I have a single transformation whose sole purpose is to drop duplicates. When using PySpark 2.x, the resulting output removes some duplicates, but not all. When using Apache Spark Java 2.x, the resulting output is as expected with all duplicates removed.
I am currently running Spark on YARN. My dataset is roughly 125 millions rows by 200 columns. It is expected that certain columns contain null values. For my use case, I do indeed have pure duplicates (reasons for this are out of scope). So far, I have tried:
- dropDuplicates(df.columns) / dropDuplicates(), PySpark -> drops some but not all duplicates
- distinct(), PySpark -> drops some but not all duplicates, different row count than 1.

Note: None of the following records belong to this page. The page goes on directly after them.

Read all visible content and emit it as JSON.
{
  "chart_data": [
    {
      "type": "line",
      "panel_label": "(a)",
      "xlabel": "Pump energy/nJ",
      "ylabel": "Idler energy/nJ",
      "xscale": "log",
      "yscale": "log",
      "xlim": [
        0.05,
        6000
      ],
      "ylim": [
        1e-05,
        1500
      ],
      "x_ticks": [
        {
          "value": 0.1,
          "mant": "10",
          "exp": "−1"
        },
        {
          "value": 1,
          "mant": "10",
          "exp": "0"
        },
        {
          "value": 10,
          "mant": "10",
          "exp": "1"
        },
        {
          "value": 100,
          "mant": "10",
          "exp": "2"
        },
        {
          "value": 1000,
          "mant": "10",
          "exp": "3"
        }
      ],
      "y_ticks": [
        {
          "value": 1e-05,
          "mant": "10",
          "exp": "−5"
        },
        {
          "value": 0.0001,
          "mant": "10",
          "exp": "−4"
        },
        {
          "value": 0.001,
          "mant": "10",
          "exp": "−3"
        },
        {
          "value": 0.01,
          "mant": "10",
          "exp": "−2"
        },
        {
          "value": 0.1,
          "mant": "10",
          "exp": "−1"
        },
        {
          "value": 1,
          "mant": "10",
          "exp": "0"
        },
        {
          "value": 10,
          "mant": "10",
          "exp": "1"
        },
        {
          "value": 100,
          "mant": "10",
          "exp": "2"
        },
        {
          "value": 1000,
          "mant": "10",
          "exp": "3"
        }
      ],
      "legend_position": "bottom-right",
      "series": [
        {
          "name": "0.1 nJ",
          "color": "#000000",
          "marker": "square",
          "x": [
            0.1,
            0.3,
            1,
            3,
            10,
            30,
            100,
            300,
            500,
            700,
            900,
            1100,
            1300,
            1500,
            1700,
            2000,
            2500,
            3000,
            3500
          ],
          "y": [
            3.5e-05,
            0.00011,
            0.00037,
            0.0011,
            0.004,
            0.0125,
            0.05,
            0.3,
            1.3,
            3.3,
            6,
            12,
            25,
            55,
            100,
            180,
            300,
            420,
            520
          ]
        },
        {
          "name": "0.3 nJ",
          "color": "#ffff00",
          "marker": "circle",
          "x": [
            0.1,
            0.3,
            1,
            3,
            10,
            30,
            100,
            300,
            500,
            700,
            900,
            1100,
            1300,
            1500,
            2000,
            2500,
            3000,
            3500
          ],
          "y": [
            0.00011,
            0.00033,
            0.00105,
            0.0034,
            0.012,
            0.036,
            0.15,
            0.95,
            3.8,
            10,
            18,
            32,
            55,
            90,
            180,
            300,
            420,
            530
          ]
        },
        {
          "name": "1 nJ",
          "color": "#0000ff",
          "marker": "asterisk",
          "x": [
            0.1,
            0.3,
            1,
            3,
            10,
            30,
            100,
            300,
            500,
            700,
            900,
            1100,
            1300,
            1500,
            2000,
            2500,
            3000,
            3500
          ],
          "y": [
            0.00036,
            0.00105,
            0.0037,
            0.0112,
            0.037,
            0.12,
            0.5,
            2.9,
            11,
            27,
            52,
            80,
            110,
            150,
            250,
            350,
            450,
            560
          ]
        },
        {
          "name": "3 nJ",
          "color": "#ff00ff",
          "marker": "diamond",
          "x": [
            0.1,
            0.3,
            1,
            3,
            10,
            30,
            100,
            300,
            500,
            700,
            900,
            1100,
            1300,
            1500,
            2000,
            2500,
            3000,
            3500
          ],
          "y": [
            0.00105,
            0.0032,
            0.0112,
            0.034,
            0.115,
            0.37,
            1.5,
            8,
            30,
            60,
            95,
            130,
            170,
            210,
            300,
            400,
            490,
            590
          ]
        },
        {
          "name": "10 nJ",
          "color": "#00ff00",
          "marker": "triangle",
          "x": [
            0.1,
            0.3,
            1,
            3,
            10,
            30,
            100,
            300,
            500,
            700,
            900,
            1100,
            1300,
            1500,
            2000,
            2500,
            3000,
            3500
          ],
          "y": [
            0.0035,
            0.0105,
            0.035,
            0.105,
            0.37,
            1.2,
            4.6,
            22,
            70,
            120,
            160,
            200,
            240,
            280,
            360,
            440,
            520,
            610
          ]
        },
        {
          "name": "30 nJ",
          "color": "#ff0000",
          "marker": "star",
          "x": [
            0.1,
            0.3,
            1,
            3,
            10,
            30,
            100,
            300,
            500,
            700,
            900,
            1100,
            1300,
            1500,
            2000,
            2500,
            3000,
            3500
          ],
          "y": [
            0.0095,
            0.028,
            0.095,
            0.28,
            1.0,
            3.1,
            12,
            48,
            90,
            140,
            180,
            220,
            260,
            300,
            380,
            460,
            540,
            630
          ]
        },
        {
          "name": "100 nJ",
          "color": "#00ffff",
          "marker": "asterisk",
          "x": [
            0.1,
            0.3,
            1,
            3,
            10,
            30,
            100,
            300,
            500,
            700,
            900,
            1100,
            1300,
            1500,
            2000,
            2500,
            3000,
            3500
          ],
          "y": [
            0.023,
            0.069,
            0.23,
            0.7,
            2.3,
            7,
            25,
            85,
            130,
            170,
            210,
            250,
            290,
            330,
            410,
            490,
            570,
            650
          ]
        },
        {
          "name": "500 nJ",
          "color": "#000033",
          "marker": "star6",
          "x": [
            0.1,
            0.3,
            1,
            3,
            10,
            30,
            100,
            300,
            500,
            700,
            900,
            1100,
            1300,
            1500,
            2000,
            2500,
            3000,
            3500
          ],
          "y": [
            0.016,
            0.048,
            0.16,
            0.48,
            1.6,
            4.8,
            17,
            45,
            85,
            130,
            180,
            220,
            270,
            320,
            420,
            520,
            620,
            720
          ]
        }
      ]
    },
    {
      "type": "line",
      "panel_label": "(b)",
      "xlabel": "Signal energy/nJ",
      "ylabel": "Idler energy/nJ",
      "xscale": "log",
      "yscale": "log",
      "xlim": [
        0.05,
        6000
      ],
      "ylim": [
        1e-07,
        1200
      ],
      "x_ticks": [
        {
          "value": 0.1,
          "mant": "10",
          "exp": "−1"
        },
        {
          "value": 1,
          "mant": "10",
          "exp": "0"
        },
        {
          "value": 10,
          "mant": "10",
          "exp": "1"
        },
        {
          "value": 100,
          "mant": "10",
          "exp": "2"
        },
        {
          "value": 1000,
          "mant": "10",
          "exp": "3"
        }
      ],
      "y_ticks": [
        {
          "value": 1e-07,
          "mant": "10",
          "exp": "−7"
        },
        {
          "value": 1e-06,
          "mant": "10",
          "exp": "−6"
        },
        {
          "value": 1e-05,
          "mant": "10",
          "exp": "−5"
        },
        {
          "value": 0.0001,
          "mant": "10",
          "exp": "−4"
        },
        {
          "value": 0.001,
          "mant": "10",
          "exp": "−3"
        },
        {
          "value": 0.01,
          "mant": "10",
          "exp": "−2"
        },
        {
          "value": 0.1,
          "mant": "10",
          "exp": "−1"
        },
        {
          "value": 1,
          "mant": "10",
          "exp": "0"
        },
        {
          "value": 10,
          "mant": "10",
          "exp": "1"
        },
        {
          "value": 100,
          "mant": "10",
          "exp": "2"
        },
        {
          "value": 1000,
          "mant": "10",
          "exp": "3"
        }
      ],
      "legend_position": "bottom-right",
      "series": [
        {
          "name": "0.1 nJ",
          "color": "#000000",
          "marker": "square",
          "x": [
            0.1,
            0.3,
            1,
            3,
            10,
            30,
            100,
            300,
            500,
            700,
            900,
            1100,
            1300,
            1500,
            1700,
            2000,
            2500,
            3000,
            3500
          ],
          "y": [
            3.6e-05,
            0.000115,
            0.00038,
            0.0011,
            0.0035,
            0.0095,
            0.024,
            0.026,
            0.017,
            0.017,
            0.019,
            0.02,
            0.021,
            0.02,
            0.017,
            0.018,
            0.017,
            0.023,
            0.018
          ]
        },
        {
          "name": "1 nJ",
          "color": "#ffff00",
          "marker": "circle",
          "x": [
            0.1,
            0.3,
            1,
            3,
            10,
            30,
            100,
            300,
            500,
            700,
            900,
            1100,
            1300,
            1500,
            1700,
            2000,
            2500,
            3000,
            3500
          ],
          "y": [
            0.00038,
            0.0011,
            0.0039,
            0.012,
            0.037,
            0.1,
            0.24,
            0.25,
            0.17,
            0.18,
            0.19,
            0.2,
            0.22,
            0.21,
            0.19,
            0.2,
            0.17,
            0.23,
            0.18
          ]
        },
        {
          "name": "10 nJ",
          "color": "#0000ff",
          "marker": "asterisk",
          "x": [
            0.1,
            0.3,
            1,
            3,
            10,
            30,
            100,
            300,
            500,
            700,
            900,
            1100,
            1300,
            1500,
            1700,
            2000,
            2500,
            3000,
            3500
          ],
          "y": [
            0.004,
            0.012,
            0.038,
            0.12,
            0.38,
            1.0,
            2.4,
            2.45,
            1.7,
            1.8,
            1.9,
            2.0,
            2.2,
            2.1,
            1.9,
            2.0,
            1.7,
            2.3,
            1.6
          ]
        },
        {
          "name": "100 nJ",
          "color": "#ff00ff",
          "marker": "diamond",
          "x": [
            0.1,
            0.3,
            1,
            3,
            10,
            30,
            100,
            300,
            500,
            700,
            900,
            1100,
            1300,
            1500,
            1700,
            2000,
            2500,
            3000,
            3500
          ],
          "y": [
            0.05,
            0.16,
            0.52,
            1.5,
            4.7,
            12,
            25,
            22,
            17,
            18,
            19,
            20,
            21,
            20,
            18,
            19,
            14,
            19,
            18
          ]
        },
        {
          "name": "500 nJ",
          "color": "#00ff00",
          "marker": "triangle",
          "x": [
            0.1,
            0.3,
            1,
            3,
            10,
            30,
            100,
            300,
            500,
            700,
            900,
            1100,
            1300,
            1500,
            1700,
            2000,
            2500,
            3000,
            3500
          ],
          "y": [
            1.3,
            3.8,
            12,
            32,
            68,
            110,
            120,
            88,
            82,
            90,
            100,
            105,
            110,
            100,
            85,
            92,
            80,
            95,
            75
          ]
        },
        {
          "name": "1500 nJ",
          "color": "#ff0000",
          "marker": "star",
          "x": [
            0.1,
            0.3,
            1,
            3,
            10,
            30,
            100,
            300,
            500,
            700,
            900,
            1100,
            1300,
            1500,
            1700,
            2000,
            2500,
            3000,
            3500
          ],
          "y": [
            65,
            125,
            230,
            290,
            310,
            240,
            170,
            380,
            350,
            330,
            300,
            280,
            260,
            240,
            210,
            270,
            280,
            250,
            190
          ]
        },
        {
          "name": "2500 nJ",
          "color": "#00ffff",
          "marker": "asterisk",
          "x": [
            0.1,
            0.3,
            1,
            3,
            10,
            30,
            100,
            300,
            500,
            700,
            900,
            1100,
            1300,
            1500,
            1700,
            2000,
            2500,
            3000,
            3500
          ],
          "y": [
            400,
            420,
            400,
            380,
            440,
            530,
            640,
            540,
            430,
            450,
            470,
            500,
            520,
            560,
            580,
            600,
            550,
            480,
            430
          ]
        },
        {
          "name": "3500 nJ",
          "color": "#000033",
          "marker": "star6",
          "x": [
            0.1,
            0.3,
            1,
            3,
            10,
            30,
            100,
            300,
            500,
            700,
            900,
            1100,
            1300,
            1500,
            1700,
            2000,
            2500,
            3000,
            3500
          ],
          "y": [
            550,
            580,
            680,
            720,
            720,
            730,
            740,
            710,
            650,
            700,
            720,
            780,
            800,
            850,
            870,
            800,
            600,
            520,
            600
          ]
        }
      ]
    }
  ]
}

- dropDuplicates([primary_key_I_created]), PySpark -> works
- dropDuplicates(dataset.columns()), Apache Spark Java -> works
I inspected the physical plans, and both method 1 and method 4 produce identical plans. They are roughly as follows:
+-HashAggregate(keys=[column_1, column_2, .... 198 more fields], functions=[], output=[column_1, column_2, ... 198 more fields]
+-Exchange hashpartitioning(column_1, column_2, ... 198 more fields)
+-HashAggregate(keys=[column_1, column_2, .... 198 more fields], functions=[], output=[column_1, column_2, ... 198 more fields]
+-FileScan parquet ....
Below is an example of a pair of rows that are duplicates that did not get dropped. I confirmed that there are no weird whitespace errors by running dropDuplicates() on JUST those two rows. That run worked as expected by returning a single row.
column_1 | column_2 | column_3 | column_4 | column_5| ..... column_200
bob jones **null** **null** 200.00 30
bob jones **null** **null** 200.00 30
Is there something happening under the hood that would cause PySpark to fail, but Spark Java to succeed (apologies for my vague jargon here)? Thanks in advance.